Neil Firm

Personal information
- Full name: Neil John Firm
- Date of birth: 23 January 1958 (age 68)
- Place of birth: Bradford, England
- Height: 6 ft 3 in (1.91 m)
- Position: Centre-back

Youth career
- 0000–1980: Leeds United

Senior career*
- Years: Team / Apps / (Gls)
- 1980–1982: Leeds United / 12 / (0)
- 1982: → Oldham Athletic (loan) / 9 / (0)
- 1982–1986: Peterborough United / 72 / (3)
- Ramsey Town
- Diss Town
- Total:  / 93 / (3)

= Neil Firm =

English footballer

Neil John Firm (born 23 January 1958) is an English former professional footballer who played as a centre-back. He played in the Football League for Leeds United, Oldham Athletic and Peterborough United, and played non-league football for Ramsey Town and Diss Town.
==Career==
Firm was born in Bradford, and signed his first professional contract with Leeds United in January 1976. He made his first team debut in an away match to Manchester City in February 1980, and joined Oldham Athletic on loan in March 1982, for whom he made 9 appearances. He made 12 league appearances in total for Leeds United.

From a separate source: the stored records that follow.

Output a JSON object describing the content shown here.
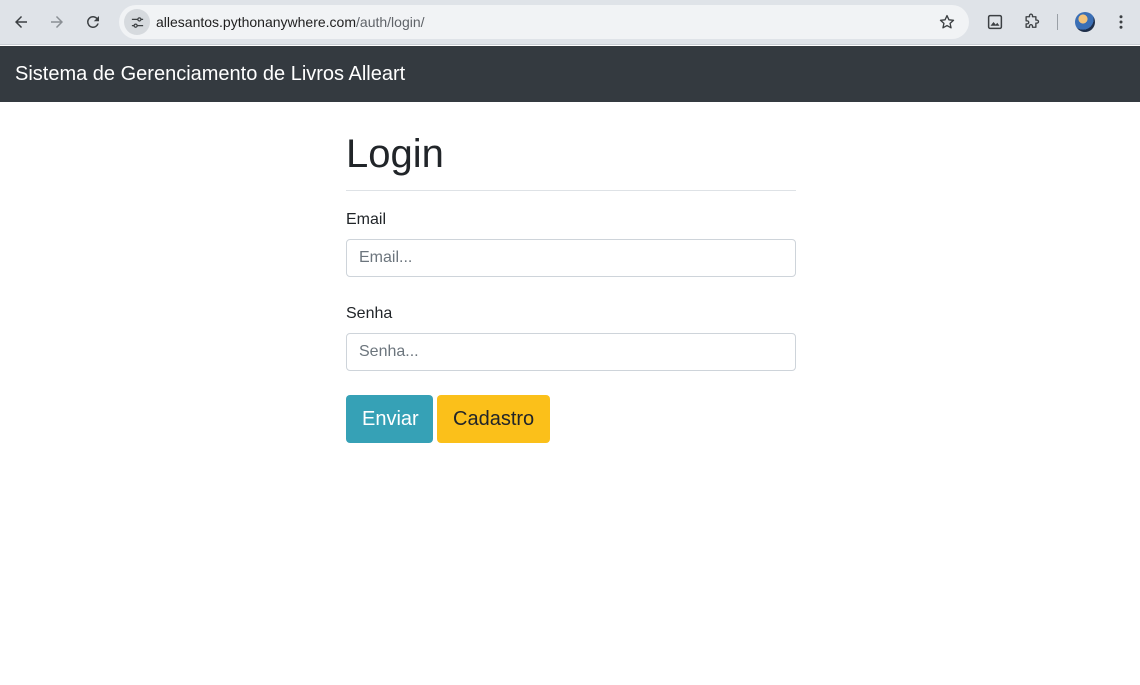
{
  "browser": {
    "url_host": "allesantos.pythonanywhere.com",
    "url_path": "/auth/login/",
    "icons": [
      "back-arrow-icon",
      "forward-arrow-icon",
      "reload-icon",
      "site-info-icon",
      "star-icon",
      "image-icon",
      "extensions-icon",
      "profile-avatar",
      "more-menu-icon"
    ]
  },
  "navbar": {
    "brand": "Sistema de Gerenciamento de Livros Alleart",
    "background": "#343a40"
  },
  "form": {
    "title": "Login",
    "email_label": "Email",
    "email_placeholder": "Email...",
    "email_value": "",
    "senha_label": "Senha",
    "senha_placeholder": "Senha...",
    "senha_value": "",
    "submit_label": "Enviar",
    "register_label": "Cadastro"
  },
  "colors": {
    "submit_button": "#36a1b6",
    "register_button": "#fbc01a"
  }
}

In the summer of 1982, he joined Peterborough United for a fee of £15,000, linking up with manager Martin Wilkinson, who was assistant manager at Leeds United while Firm played there. He was a regular player there, and made 72 league appearances, scoring three goals, but retired from professional in January 1986 due to a prolonged knee injury.

He subsequently played non-league football for Ramsey Town and Diss Town.

==Personal life==
Firm moved to Norfolk in 1986 and ran a pub in Billingford, near Diss. He joined Norfolk Constabulary in 1988, and worked as a Police Constable in Thetford before being promoted to a detective chief inspector.